Q: How will Care Closer to Home work to deliver these outpatient services in a community based setting?
A Similar to as they are in Todmorden Health Centre. Unable to give other locations but suggested GP surgeries or forming other locality hubs?
Q: How will the proposal work to deliver children’s services as primary/community based service, rather than as an acute- led hospital service?
A: As above.
Q: How will the proposal work to deliver outpatient children’s therapies services in a community based setting?
A: As Above
Q: Ditto for rehab bed days – how does the system work at the moment in hospital, and how will it work in a community setting rather than in hospital?
A: Locala provide it in Kirklees and CHFT in Calderdale.
Q: Is GH CCG planning to introduce job coaches into GP surgeries and/or community health care hubs?
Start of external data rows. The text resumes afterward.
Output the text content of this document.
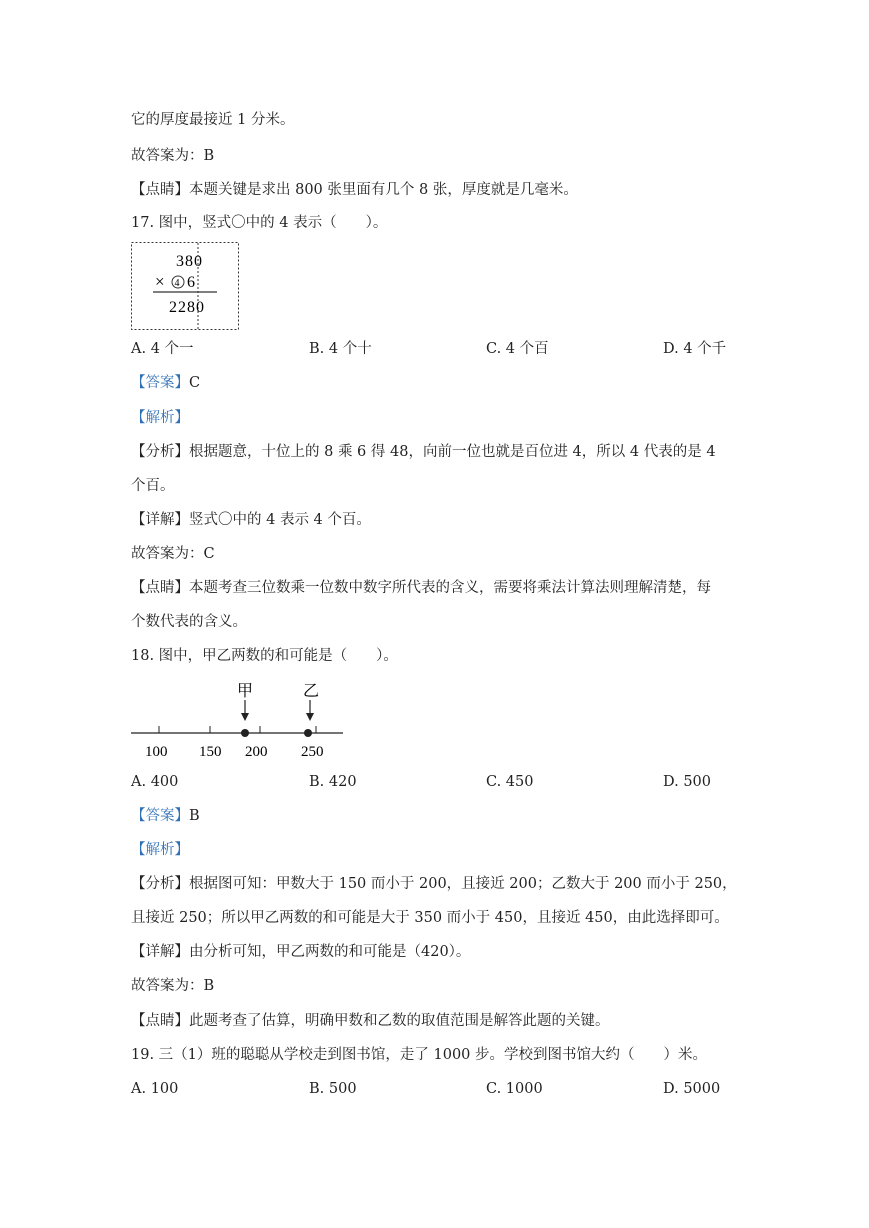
它的厚度最接近 1 分米。
故答案为：B
【点睛】本题关键是求出 800 张里面有几个 8 张，厚度就是几毫米。
17. 图中，竖式〇中的 4 表示（　　）。
380
× 4 6
2280
A. 4 个一	B. 4 个十	C. 4 个百	D. 4 个千
【答案】C
【解析】
【分析】根据题意，十位上的 8 乘 6 得 48，向前一位也就是百位进 4，所以 4 代表的是 4
个百。
【详解】竖式〇中的 4 表示 4 个百。
故答案为：C
【点睛】本题考查三位数乘一位数中数字所代表的含义，需要将乘法计算法则理解清楚，每
个数代表的含义。
18. 图中，甲乙两数的和可能是（　　）。
甲	乙
100 150 200 250
A. 400	B. 420	C. 450	D. 500
【答案】B
【解析】
【分析】根据图可知：甲数大于 150 而小于 200，且接近 200；乙数大于 200 而小于 250，
且接近 250；所以甲乙两数的和可能是大于 350 而小于 450，且接近 450，由此选择即可。
【详解】由分析可知，甲乙两数的和可能是（420）。
故答案为：B
【点睛】此题考查了估算，明确甲数和乙数的取值范围是解答此题的关键。
19. 三（1）班的聪聪从学校走到图书馆，走了 1000 步。学校到图书馆大约（　　）米。
A. 100	B. 500	C. 1000	D. 5000
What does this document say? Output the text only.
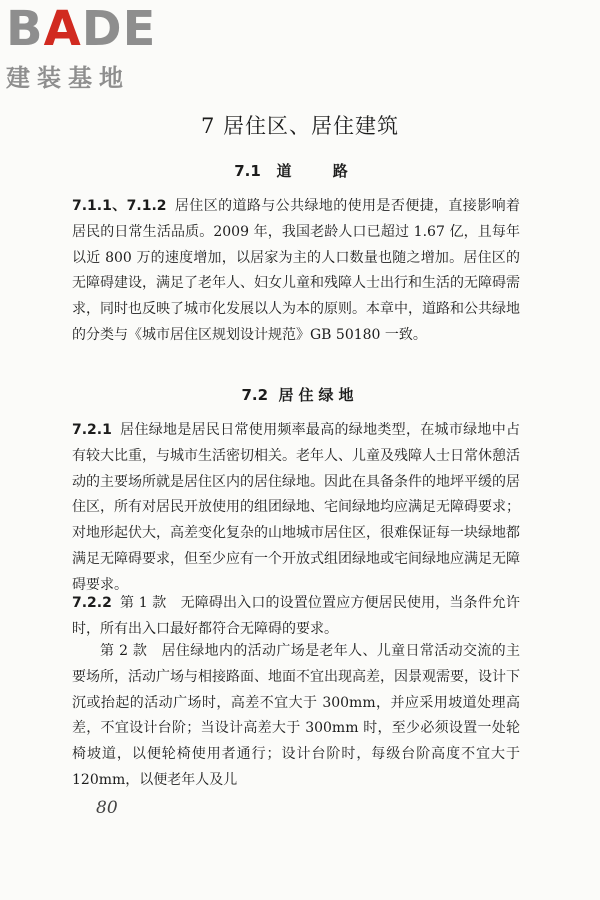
BADE
建装基地
7 居住区、居住建筑
7.1 道 路
7.1.1、7.1.2 居住区的道路与公共绿地的使用是否便捷，直接影响着居民的日常生活品质。2009 年，我国老龄人口已超过 1.67 亿，且每年以近 800 万的速度增加，以居家为主的人口数量也随之增加。居住区的无障碍建设，满足了老年人、妇女儿童和残障人士出行和生活的无障碍需求，同时也反映了城市化发展以人为本的原则。本章中，道路和公共绿地的分类与《城市居住区规划设计规范》GB 50180 一致。
7.2 居住绿地
7.2.1 居住绿地是居民日常使用频率最高的绿地类型，在城市绿地中占有较大比重，与城市生活密切相关。老年人、儿童及残障人士日常休憩活动的主要场所就是居住区内的居住绿地。因此在具备条件的地坪平缓的居住区，所有对居民开放使用的组团绿地、宅间绿地均应满足无障碍要求；对地形起伏大，高差变化复杂的山地城市居住区，很难保证每一块绿地都满足无障碍要求，但至少应有一个开放式组团绿地或宅间绿地应满足无障碍要求。
7.2.2 第 1 款　无障碍出入口的设置位置应方便居民使用，当条件允许时，所有出入口最好都符合无障碍的要求。
第 2 款　居住绿地内的活动广场是老年人、儿童日常活动交流的主要场所，活动广场与相接路面、地面不宜出现高差，因景观需要，设计下沉或抬起的活动广场时，高差不宜大于 300mm，并应采用坡道处理高差，不宜设计台阶；当设计高差大于 300mm 时，至少必须设置一处轮椅坡道，以便轮椅使用者通行；设计台阶时，每级台阶高度不宜大于 120mm，以便老年人及儿
80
Q: Why hasn’t the CCG ballotted GPs to ask their views on the Right Care Right Time Right Place proposals, as part of the consultation?
A: They have been told via Protected Time meetings with GP’s, 3 times a year. (Which doesn’t answer the question.)
Q: What is the Greater Huddersfield CCG primary care strategy and how were GPs who are not on the CCG Governing Body involved in developing it?
A: GP’s have their say via the consultation as the rest of the population. The GP’s have already voted for the GP CCG members. (Which doesn’t answer the question.)
There was a common theme to most of the answers given:
The information is in the PCBC or 5 year plan
We won’t have the answer until we do a full business case after the consultation.